Beritainternusa.com,DIY – Penangkapan muncikari berinisial AP alias Kuyang (21) mengungkap bisnis prostitusi online berpelanggan mahasiswa di Daerah Istimewa Yogyakarta (DIY). Kuyang bahkan merekrut dan menawarkan jasa pekerja seks komersial (PSK) lewat media sosial.
Kuyang yang juga mahasiswa sebuah perguruan tinggi swasta di luar Yogyakarta itu menawarkan jasa PSK dengan tarif ratusan ribu.

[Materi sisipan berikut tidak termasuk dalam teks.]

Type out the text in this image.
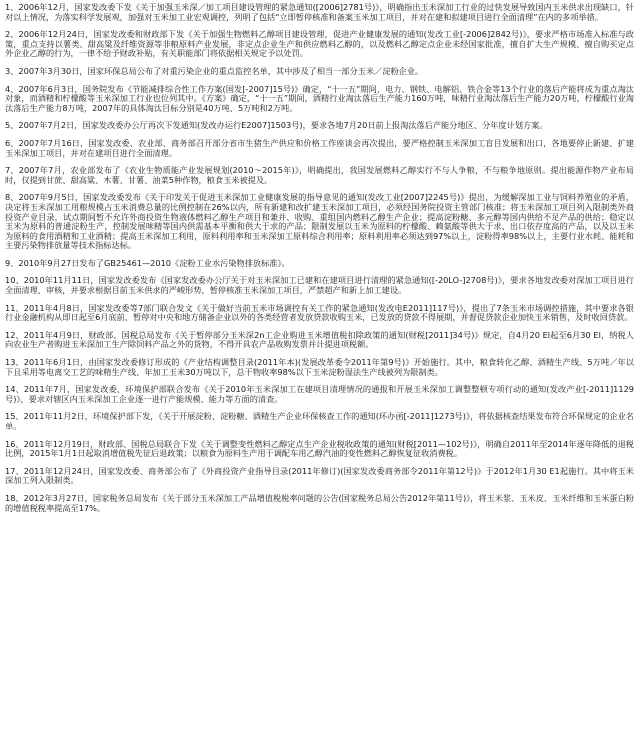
1、2006年12月，国家发改委下发《关于加强玉米深／加工项目建设管理的紧急通知([2006]2781号)》，明确指出玉米深加工行业的过快发展导致国内玉米供求出现缺口，针对以上情况，为落实科学发展观，加强对玉米加工业宏观调控，列明了包括“立即暂停核准和备案玉米加工项目，并对在建和拟建项目进行全面清理”在内的多项举措。

2、2006年12月24日，国家发改委和财政部下发《关于加强生物燃料乙醇项目建设管理，促进产业健康发展的通知(发改工业[-2006]2842号)》，要求严格市场准入标准与政策，重点支持以薯类、甜高粱及纤维资源等非粮原料产业发展，非定点企业生产和供应燃料乙醇的，以及燃料乙醇定点企业未经国家批准，擅自扩大生产规模、擅自购买定点外企业乙醇的行为，一律不给予财政补贴，有关职能部门将依据相关规定予以处罚。

3、2007年3月30日，国家环保总局公布了对重污染企业的重点监控名单，其中涉及了相当一部分玉米／淀粉企业。

4、2007年6月3日，国务院发布《节能减排综合性工作方案(国发[-2007]15号)》确定，“十一五”期间，电力、钢铁、电解铝、铁合金等13个行业的落后产能将成为重点淘汰对象，而酒精和柠檬酸等玉米深加工行业也位列其中。《方案》确定，“十一五”期间，酒精行业淘汰落后生产能力160万吨，味精行业淘汰落后生产能力20万吨，柠檬酸行业淘汰落后生产能力8万吨，2007年的具体淘汰目标分别是40万吨、5万吨和2万吨。

5、2007年7月2日，国家发改委办公厅再次下发通知(发改办运行E2007]1503号)，要求各地7月20日前上报淘汰落后产能分地区、分年度计划方案。

6、2007年7月16日，国家发改委、农业部、商务部召开部分省市生猪生产供应和价格工作座谈会再次提出，要严格控制玉米深加工盲目发展和出口，各地要停止新建、扩建玉米深加工项目，并对在建项目进行全面清理。

7、2007年7月，农业部发布了《农业生物质能产业发展规划(2010～2015年)》，明确提出，我国发展燃料乙醇实行不与人争粮，不与粮争地原则。提出能源作物产业布局时，仅提到甘蔗、甜高粱、木薯、甘薯、油菜5种作物，粮食玉米被提及。

8、2007年9月5日，国家发改委发布《关于印发关于促进玉米深加工业健康发展的指导意见的通知(发改工业[2007]2245号)》提出，为缓解深加工业与饲料养殖业的矛盾，决定将玉米深加工用粮规模占玉米消费总量的比例控制在26%以内，所有新建和改扩建玉米深加工项目，必须经国务院投资主管部门核准；将玉米深加工项目列入限制类外商投资产业目录，试点期间暂不允许外商投资生物液体燃料乙醇生产项目和兼并、收购、重组国内燃料乙醇生产企业；提高淀粉糖、多元醇等国内供给不足产品的供给；稳定以玉米为原料的普通淀粉生产，控制发展味精等国内供需基本平衡和供大于求的产品；限制发展以玉米为原料的柠檬酸、赖氨酸等供大于求、出口依存度高的产品，以及以玉米为原料的食用酒精和工业酒精；提高玉米深加工利用，原料利用率和玉米深加工原料综合利用率；原料利用率必须达到97%以上，淀粉得率98%以上，主要行业水耗、能耗和主要污染物排放量等技术指标达标。

9、2010年9月27日发布了GB25461—2010《淀粉工业水污染物排放标准》。

10、2010年11月11日，国家发改委发布《国家发改委办公厅关于对玉米深加工已建和在建项目进行清理的紧急通知([-20LO-]2708号)》，要求各地发改委对深加工项目进行全面清理、审核，并要求根据目前玉米供求的严峻形势，暂停核准玉米深加工项目，严禁超产和新上加工建设。

11、2011年4月8日，国家发改委等7部门联合发文《关于做好当前玉米市场调控有关工作的紧急通知(发改电E2011]117号)》，提出了7条玉米市场调控措施，其中要求各银行业金融机构从即日起至6月底前，暂停对中央和地方储备企业以外的各类经营者发放贷款收购玉米，已发放的贷款不得展期，并督促贷款企业加快玉米销售，及时收回贷款。

12、2011年4月9日，财政部、国税总局发布《关于暂停部分玉米深2n工企业购进玉米增值税扣除政策的通知(财税[2011]34号)》规定，自4月20 El起至6月30 El，纳税人向农业生产者购进玉米深加工生产除饲料产品之外的货物，不得开具农产品收购发票并计提进项税额。

13、2011年6月1日，由国家发改委修订形成的《产业结构调整目录(2011年本)(发展改革委令2011年第9号)》开始施行。其中，粮食转化乙醇、酒精生产线、5万吨／年以下且采用等电离交工艺的味精生产线、年加工玉米30万吨以下，总干物收率98%以下玉米淀粉湿法生产线被列为限制类。

14、2011年7月，国家发改委、环境保护部联合发布《关于2010年玉米深加工在建项目清理情况的通报和开展玉米深加工调整整顿专项行动的通知(发改产业[-2011]1129号)》，要求对辖区内玉米深加工企业逐一进行产能规模、能力等方面的清查。

15、2011年11月2日，环境保护部下发，《关于开展淀粉、淀粉糖、酒精生产企业环保核查工作的通知(环办函[-2011]1273号)》，将依据核查结果发布符合环保规定的企业名单。

16、2011年12月19日，财政部、国税总局联合下发《关于调整变性燃料乙醇定点生产企业税收政策的通知(财税[2011—102号)》，明确自2011年至2014年逐年降低的退税比例，2015年1月1日起取消增值税先征后退政策；以粮食为原料生产用于调配车用乙醇汽油的变性燃料乙醇恢复征收消费税。

17、2011年12月24日，国家发改委、商务部公布了《外商投资产业指导目录(2011年修订)(国家发改委商务部令2011年第12号)》于2012年1月30 E1起施行。其中将玉米深加工列入限制类。

18、2012年3月27日，国家税务总局发布《关于部分玉米深加工产品增值税税率问题的公告(国家税务总局公告2012年第11号)》，将玉米浆、玉米皮、玉米纤维和玉米蛋白粉的增值税税率提高至17%。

“Rata-rata pelanggannya dari kalangan mahasiswa,” kata kata Kanit Reskrim Polsek Mlati Iptu Noor Dwi Cahyanto melalui pesan singkat kepada wartawan, Rabu (15/7/2020).
Dwi menduga, banyaknya mahasiswa yang menggunakan jasa PSK itu dikarenakan tarif yang ditawarkan oleh pelaku untuk sekali berhubungan badan tidak terlalu mahal.
“Mungkin tarifnya, karena untuk short time itu Rp 500 ribu dan long time Rp 800 ribu,” ucapnya.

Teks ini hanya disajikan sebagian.